Nel novembre 2022 veniva presentata avanti alla corte distrettuale federale di San Francisco, California, la prima class action per conto di un gruppo di creatori di software open source che anni prima, gratuitamente, avevano deciso di condividere sul database del sito hosting GitHub le loro stringhe di codice ad uso pubblico, all’unica condizione che al momento della loro copia o utilizzo venisse fatta menzione del nome dell’autore del software originale per il riconoscimento di paternità.

Tali sviluppatori, che han chiesto e ottenuto la garanzia di anonimità fino all’odierno stadio iniziale del processo, dal momento che il loro avvocato ha ricevuto minacce di morte in relazione a tale causa, sostengono che in seguito all’acquisto di GitHub da parte di Microsoft e alla creazione, in collaborazione con OpenAI, di Copilot e Codex, due sistemi di intelligenza artificiale, i loro software iniziali siano stati usati senza autorizzazione per il training delle IA che ora sarebbero in grado di creare autonomamente, su richiesta, nuovi software asseritamente copie o derivati dei primi, senza per altro riportare menzione alcuna dei creatori originari tramite la c.d. “Copyright Management Information - CMI”. Non solo: i servizi di Copilot e Codex sarebbero a pagamento, ponendo in essere un ingiusto arricchimento a beneficio delle società convenute e a discapito dei creatori “umani” che sarebbero altresì vittime della concorrenza sleale delle IA.

La posizione dei colossi americani convenuti sembra però marmorea: chiedono il rigetto del caso perché il database di GitHub era pubblicamente disponibile affinchè tutti potessero imparare, incluse le IA; inoltre i termini di servizio di GitHub, accettati dagli sviluppatori al momento della condivisione dei loro codici, prevedeva la concessione di una licenza gratuita e non esclusiva a GitHub – rectius di Microsoft – per usare, riprodurre, archiviare e condividere i contenuti caricati ai fini dei servizi offerti da GitHub, che ora includono anche Copilot.

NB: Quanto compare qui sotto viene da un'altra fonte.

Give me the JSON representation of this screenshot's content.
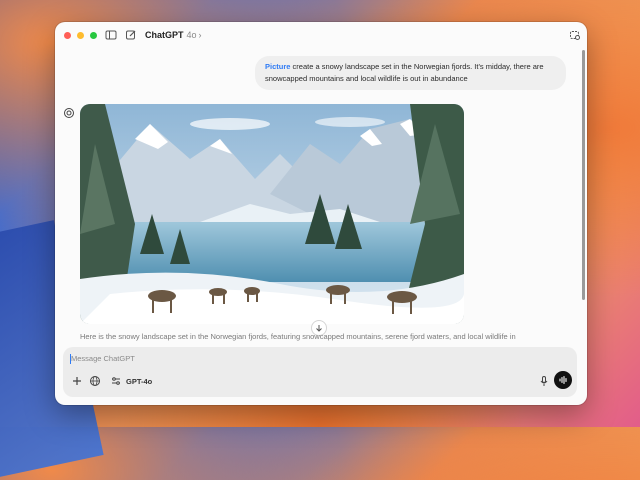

In ultimo, per quanto qui di interesse, le violazioni degli artt. 1201-1205 del Digital Millennium Copyright Act (DMCA), a tutela della circonvenzione di misure tecnologiche per la tutela del copyright, non sarebbero state violate perché gli attori non avrebbero dimostrato che le IA nei loro output riproducano copia o derivazione delle opere originarie e pertanto, non essendo copie, non dovrebbero riportare i CMI.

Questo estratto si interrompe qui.